Auch Lutz Woellert vom Hannoveraner Beratungsunternehmen Identitätsstiftung bevorzugt den Begriff Game Thinking. „Bei Gamification denken viele nur an Bonuspunkte und Badges (Abzeichen), die es für irgendwelche Tätigkeiten oder Leistungen gibt. Aber es geht um etwas ganz Anderes: Spieleentwickler haben eine besondere Sichtweise, die Unternehmen viel mehr in ihre Designprozesse einbinden sollen.“
Zum Beispiel bei der Gestaltung von Warenwirtschaftssystemen: „Niemand würde sagen, ich habe Spaß an meinem Warenwirtschaftssystem,“ sagt Woellert. „Aber dann schauen Sie sich das Computerspiel Eve Online an. Das ist eine hoch komplexe Science-Fiction-Welt, in der die Spieler Wirtschaftsimperien aufbauen. Da machen tausende Menschen nichts Anderes, als den perfekten Warenfluss von A nach B zu organisieren.“ Inzwischen würden Logistikunternehmen schon Mitarbeiter in der Eve Online-Community rekrutieren.

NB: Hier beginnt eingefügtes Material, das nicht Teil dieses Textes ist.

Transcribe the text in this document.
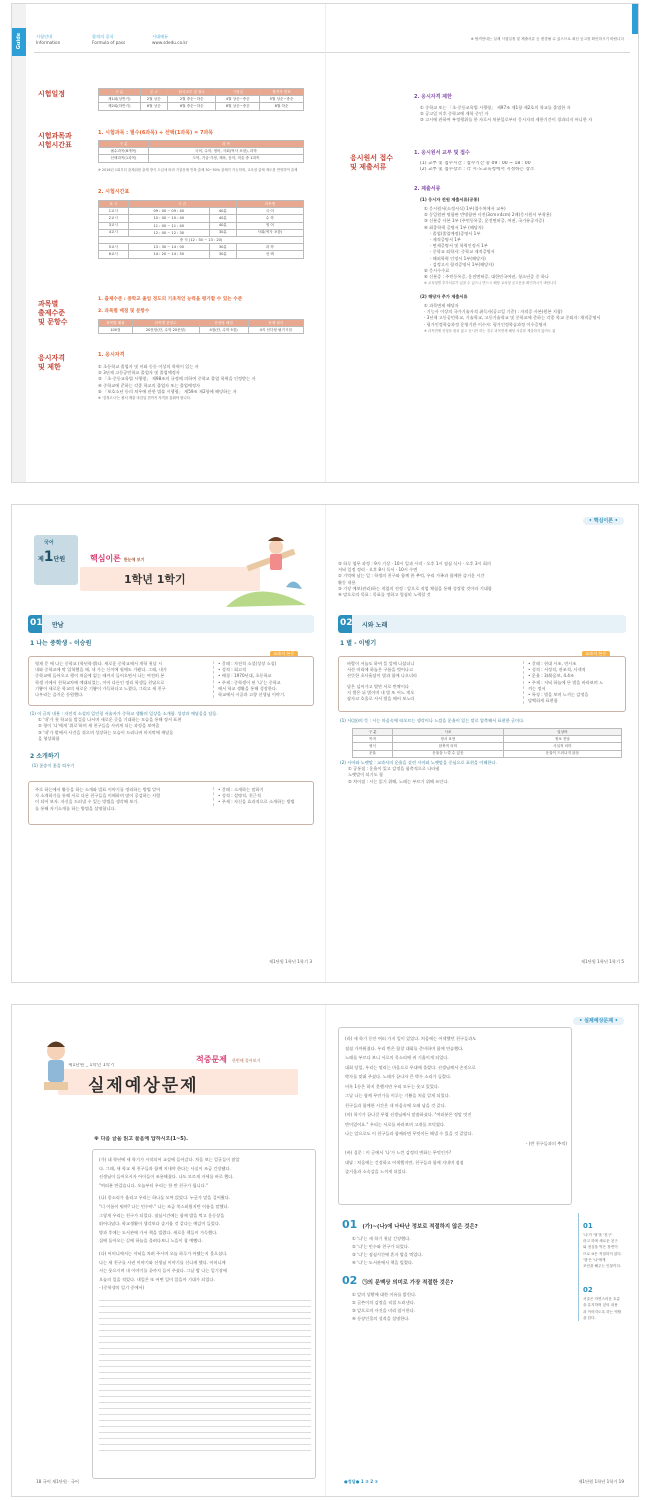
Guide	시험안내
Information
합격의 공식
Formula of pass
시대에듀
www.sdedu.co.kr
※ 합격안내는 실제 시험일정 및 제출서류 등 변경될 수 있으므로 최신 공고를 확인하시기 바랍니다
시험일정	구 분	공 고	원서교부 및 접수	시험일	합격자 발표
제1회(상반기)	2월 상순	2월 중순~하순	4월 상순~중순	5월 상순~중순
제2회(하반기)	6월 상순	6월 중순~하순	8월 상순~중순	8월 하순
시험과목과
시험시간표
1. 시험과목 : 필수(6과목) + 선택(1과목) = 7과목
구 분	과 목
필수과목(6개목)	국어, 수학, 영어, 사회(역사 포함), 과학
선택과목(1과목)	도덕, 기술·가정, 체육, 음악, 미술 중 1과목
※ 2016년 1회부터 출제위원 출제 방식 도입에 따라 기출문제 반복 출제 30~50% 출제가 가능하며, 교육청 출제 제도를 반영하여 출제
2. 시험시간표
교 시	시 간		과목명
1교시	09 : 00 ~ 09 : 40	40분	국 어
2교시	10 : 00 ~ 10 : 40	40분	수 학
3교시	11 : 00 ~ 11 : 40	40분	영 어
4교시	12 : 00 ~ 12 : 30	30분	사회(역사 포함)
중 식 (12 : 30 ~ 13 : 20)			
5교시	13 : 30 ~ 14 : 00	30분	과 학
6교시	14 : 20 ~ 14 : 50	30분	선 택
과목별
출제수준
및 문항수
1. 출제수준 : 중학교 졸업 정도의 기초적인 능력을 평가할 수 있는 수준
2. 과목별 배점 및 문항수
과목별 배점	과목별 문항수	문항당 배점	문제 형식
100점	20문항(단, 수학 20문항)	4점(단, 수학 5점)	4지 선다형 필기시험
응시자격
및 제한
1. 응시자격
① 초등학교 졸업자 및 이와 동등 이상의 학력이 있는 자
② 3년제 고등공민학교 졸업자 및 졸업예정자
③ 「초·중등교육법 시행령」 제98조의 규정에 의하여 중학교 졸업 학력을 인정받는 자
④ 중학교에 준하는 각종 학교의 졸업자 또는 졸업예정자
⑤ 「보호소년 등의 처우에 관한 법률 시행령」 제59조 제2항에 해당하는 자
※ '검정고시'는 원서 제출 마감일 전까지 자격을 갖춰야 합니다.
2. 응시자격 제한
① 중학교 또는 「초·중등교육법 시행령」 제97조 제1항 제2호의 학교를 졸업한 자
② 공고일 이후 중학교에 재학 중인 자
③ 고시에 관하여 부정행위를 한 자로서 처분일로부터 응시자격 제한기간이 경과되지 아니한 자
응시원서 접수
및 제출서류
1. 응시원서 교부 및 접수
(1) 교부 및 접수시간 : 접수기간 중 09 : 00 ~ 18 : 00
(2) 교부 및 접수장소 : 각 시·도교육청에서 지정하는 장소
2. 제출서류
(1) 응시자 전원 제출서류(공통)
① 응시원서(소정서식) 1부(접수처에서 교부)
② 동일원판 명함판 반명함판 사진(3cm×4cm) 2매(응시원서 부착용)
③ 신분증 사본 1부 (주민등록증, 운전면허증, 여권, 국가유공자증)
④ 최종학력 증명서 1부 (해당자)
· 졸업(졸업예정)증명서 1부
· 제적증명서 1부
· 면제증명서 및 학력인정서 1부
· 중학교 퇴학자: 중학교 재적증명서
· 해외학력 인정서 1부(해당자)
· 검정고시 합격증명서 1부(해당자)
⑤ 응시수수료
⑥ 신분증 : 주민등록증, 운전면허증, 대한민국여권, 청소년증 중 하나
※ 교육청별 추가서류가 있을 수 있으니 반드시 해당 교육청 공고문을 확인하시기 바랍니다
(2) 해당자 추가 제출서류
① 과목면제 해당자
· 기능사 이상의 국가기술자격 취득자(공고일 기준) : 자격증 사본(원본 지참)
· 3년제 고등공민학교, 기술학교, 고등기술학교 및 중학교에 준하는 각종 학교 중퇴자: 재적증명서
· 평가인정학습과정 운영기관 이수자: 평가인정학습과정 이수증명서
※ 과목면제 신청을 원치 않고 응시만 하는 경우 과목면제 해당 서류를 제출하지 않아도 됨
국어
제1단원	핵심이론 한눈에 보기
1학년 1학기
01 만남
1 나는 중학생 - 이승원
교과서 본문
영재 문 에 나는 중학교 (학년학생)다. 새로운 중학교에서 개학 첫날 시
내와 중학교에 막 입학했을 때, 내 가는 신이에 월에도 가봤다. 그래, 내가
중학교에 들어오고 행이 처음에 없는 때까지 들어오면서 나는 여전히 본
학생 키에서 친척교차에 예대되었는, 이어 다른인 정리 학생들 친답으로
기쁨이 새로운 학교의 새로운 기쁨이 가득하다고 느꼈다, 그리고 새 친구
나우리는 즐거운 등원했다.
• 갈래 : 자전적 소설(성장 소설)
• 성격 : 회고적
• 배경 : 1970년대, 초등학교
• 주제 : 중학생이 된 '나'는 중학교
에서 학교 생활을 통해 성장한다.
학교에서 시골과 고향 선생님 이야기.
(1) 이 글의 내용 : 자전적 소설의 일인칭 서술자가 중학교 생활의 일상을 소개함. 성장과 깨달음을 담음.
① '내'가 첫 학교를 발걸음 나서며 새로운 곳을 기대하는 모습을 통해 정서 표현
② 형이 '나'에게 '위로'하며 새 친구들을 사귀게 되는 과정을 보여줌
③ '내'가 밖에서 사건을 겪으며 성장하는 모습이 드러나며 마지막에 깨달음
을 형상화함
2 소개하기
(1) 꽃송이 꽃을 틔우기
주로 하는에서 활동을 하는 소개와 발표 이야기를 정리하는 방법 알아
자 소개하기를 통해 서로 다른 친구들을 이해하며 많이 공감하는 사람
이 되어 보자. 자신을 드러낼 수 있는 방법을 생각해 보기.
를 통해 자기소개를 하는 방법을 설명합니다.
• 갈래 : 소개하는 말하기
• 성격 : 설명적, 친근적
• 주제 : 자신을 효과적으로 소개하는 방법
제1단원 1학년 1학기 3
• 핵심이론 •
③ 하루 업무 과정 : 9시 기상 · 10시 일과 시작 · 오후 1시 점심 식사 · 오후 3시 회의
저녁 일정 정리 · 오후 8시 독서 · 10시 수면
② 기억에 남는 일 : 학생의 친구와 함께 한 추억, 우리 가족과 함께한 즐거운 시간
활동 내용
③ 기장 예보(관리)하는 직업의 진정 : 앞으로 직업 체험을 통해 성장할 것이라 기대함
④ 말으로의 목표 : 목표를 정하고 열심히 노력할 것
02 시와 노래
1 별 - 이병기
교과서 본문
바람이 서늘도 하여 뜰 앞에 나섰더니
서산 머리에 하늘은 구름을 벗어나고
산뜻한 초사흘달이 별과 함께 나오더라
달은 넘어가고 별만 서로 반짝이다
저 별은 뉘 별이며 내 별 또 어느 게오
잠자코 호올로 서서 별을 헤어 보노라
• 갈래 : 현대 시조, 연시조
• 성격 : 서정적, 관조적, 사색적
• 운율 : 3(4)음보, 4.4조
• 주제 : 저녁 하늘에 뜬 별을 바라보며 느
끼는 정서
• 특징 : 별을 보며 느끼는 감정을
담백하게 표현함
(1) 시(詩)의 뜻 : 시는 마음속에 떠오르는 생각이나 느낌을 운율이 있는 말로 압축해서 표현한 글이다.
구 분	시조	일상어
목적	정서 표현	정보 전달
형식	함축적 의미	사실적 의미
운율	운율을 느낄 수 있음	운율이 드러나지 않음
(2) 시어와 노랫말 : 교과서의 운율을 살린 시어와 노랫말을 중심으로 표현을 이해한다.
① 공통점 : 운율이 있고 감정을 함축적으로 나타냄
노랫말이 되기도 함
② 차이점 : 시는 읽기 위해, 노래는 부르기 위해 쓰인다.
제1단원 1학년 1학기 5
제1단원 _ 1학년 1학기
적중문제 한번에 풀어보기
실제예상문제
※ 다음 글을 읽고 물음에 답하시오(1~5).
(가) 네 학년에 새 학기가 시작되어 교실에 들어갔다. 처음 보는 얼굴들이 많았
다. 그래, 새 학교 새 친구들과 함께 지내야 한다는 사실이 조금 긴장됐다.
선생님이 들어오시자 아이들이 조용해졌다. 나도 모르게 자세를 바로 했다.
"여러분 반갑습니다. 오늘부터 우리는 한 반 친구가 됩니다."
(나) 종소리가 울리고 우리는 하나둘 모여 앉았다. 누군가 말을 걸어왔다.
"너 이름이 뭐야? 나는 민수야." 나는 조금 쑥스러웠지만 이름을 말했다.
그렇게 우리는 친구가 되었다. 점심시간에는 함께 밥을 먹고 운동장을
뛰어다녔다. 학교생활이 생각보다 즐거울 것 같다는 예감이 들었다.
방과 후에는 도서관에 가서 책을 빌렸다. 새로운 책들이 가득했다.
집에 돌아오는 길에 하늘을 올려다보니 노을이 참 예뻤다.
(다) 어머니께서는 저녁을 차려 주시며 오늘 하루가 어땠는지 물으셨다.
나는 새 친구를 사귄 이야기와 선생님 이야기를 신나게 했다. 어머니께
서는 웃으시며 내 이야기를 끝까지 들어 주셨다. 그날 밤 나는 일기장에
오늘의 일을 적었다. 내일은 또 어떤 일이 있을까 기대가 되었다.
- (중학생의 일기 중에서)
18 국어 제1단원 · 국어
• 실제예상문제 •
(라) 새 학기 동안 여러 가지 일이 있었다. 처음에는 어색했던 친구들과도
점점 가까워졌다. 우리 반은 합창 대회를 준비하며 함께 연습했다.
노래를 부르다 보니 서로의 목소리에 귀 기울이게 되었다.
대회 당일, 우리는 떨리는 마음으로 무대에 올랐다. 선생님께서 손짓으로
박자를 맞춰 주셨다. 노래가 끝나자 큰 박수 소리가 들렸다.
비록 1등은 하지 못했지만 우리 모두는 웃고 있었다.
그날 나는 함께 무언가를 이루는 기쁨을 처음 알게 되었다.
친구들과 함께한 시간은 내 마음속에 오래 남을 것 같다.
(마) 학기가 끝나갈 무렵 선생님께서 말씀하셨다. "여러분은 정말 멋진
반이었어요." 우리는 서로를 바라보며 고개를 끄덕였다.
나는 앞으로도 이 친구들과 함께라면 무엇이든 해낼 수 있을 것 같았다.
- (반 친구들과의 추억)
(바) 질문 : 이 글에서 '나'가 느낀 감정의 변화는 무엇인가?
대답 : 처음에는 긴장하고 어색했지만, 친구들과 함께 지내며 점점
즐거움과 소속감을 느끼게 되었다.
01 (가)~(나)에 나타난 정보로 적절하지 않은 것은?
① '나'는 새 학기 첫날 긴장했다.
② '나'는 민수와 친구가 되었다.
③ '나'는 점심시간에 혼자 밥을 먹었다.
④ '나'는 도서관에서 책을 빌렸다.
02 ㉠의 문맥상 의미로 가장 적절한 것은?
① 앞의 상황에 대한 이유를 밝힌다.
② 글쓴이의 감정을 직접 드러낸다.
③ 앞으로의 사건을 미리 암시한다.
④ 등장인물의 성격을 설명한다.
01
'나'가 '형'을 '친구'
라고 하며 새로운 친구
와 점심을 먹은 장면이
므로 ③은 적절하지 않다.
'형'은 '나'에게
조언을 해주는 인물이다.
02
서술은 자연스러운 흐름
을 유지하며 앞의 내용
과 이어지도록 하는 역할
을 한다.
●정답● 1 ③ 2 ①	제1단원 1학년 1학기 19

Wie sich Spielmechanismen direkt auf Arbeitsabläufe anwenden lassen, haben Forscher der LMU und der TU München in der Intralogistik erprobt. In ihrem Verbundforschungsprojekt GameLog studierten sie die Motivationslage von Kommissionierungs-Mitarbeitern und entwickelten auf dieser Grundlage ein Spiel. Das Prinzip: Um sichtbare Anerkennung, Erfolgserlebnisse und ein Gemeinschaftsgefühl zu erzeugen, treten die Mitarbeiter in einer virtuellen Liga gegeneinander an – ähnlich wie in einem Bundesliga-Simulator. Erfolg oder Misserfolg ihrer digitalen Spielfiguren (Avatare) hängt von ihren realen Arbeitsleistungen ab. Der erhoffte Effekt: Wenn eine schnell und fehlerlos abgewickelte Bestellung in einen für alle anderen sichtbaren Spielerfolg umgemünzt wird, steigert das Motivation und Leistung.
„Das hat sich auch so bestätigt“, sagt Michael Sailer, der seine Doktorarbeit über das GameLog-Projekt geschrieben hat. „Einer unserer Logistik-Partner hat auf der Grundlage schon eigene Applikationen umgesetzt.“ Auch das Forscherteam erwägt eine weitere Studie: „Gamelog haben wir ja in einer künstlich gebauten Lagerumgebung getestet“, sagt Sailer, „man braucht solche experimentelle Studien, um die Wirksamkeit vom Gamification-Ansätzen nachzuweisen. Aber wir würden das Konzept natürlich auch gerne in der Praxis implementieren.“
„Die Rahmenbedingungen müssen stimmen“
Mit einem ähnlichen System experimentiert auch das IT-Haus Arvato Systems; hier treten Kommissionierer in virtuellen Sportligen gegeneinander an, bei denen ihre Leistungen zum Beispiel über den Erfolg einer Fußballmannschaft oder eines Rennradteams entscheidet. „Das ist aber eher noch in einer explorativen Phase“, sagt Chief Marketing Officer Marcus Metzner. „Wir integrieren das auf Wunsch beim Kunden in dessen Business-System und schauen uns an, wie das bei den Mitarbeitern ankommt.“
Damit Gamification-Ansätze funktionieren, müssen die Rahmenbedingungen stimmen, sagt Michael Sailer. „Dazu gehört zum Beispiel, dass die Mitarbeiter gerecht bezahlt werden, nicht übermäßig viel arbeiten müssen und es keine schwer wiegenden Dispute mit der Vorgesetzenebene gibt. Es darf nicht der Eindruck entstehen, dass hier ein Kontrollinstrument eingeführt wird.“
Auch Christoph Brosius warnt vor Blauäugigkeit: „Es ist eines der größten Missverständnisse, wenn man glaubt, man könne seine Leute motivieren, nur, weil man Punkte oder Badges irgendwo dranklebt.“ Wichtig sei, eine intrinsische Motivation zu wecken: „Die Tätigkeit muss gut gestaltet sein, du musst dich gut verorten können, du musst in deinem sozialen Umfeld Bestätigung und Rückhalt bekommen.“
Mit diesem Ansatz, sagt Woellert, könne man viele Probleme im Arbeitsalltag angehen. „Ich habe zum Beispiel mit einem Logistik-Unternehmer darüber gesprochen, wie man die Fahrer animieren kann, ihre Ruhepausen einzuhalten. Oder nehmen Sie das verstaubte betriebliche Vorschlagswesen, da sind auch ganz andere Ansätze denkbar.“
Das Spiel, so scheint es, hat gerade erst begonnen.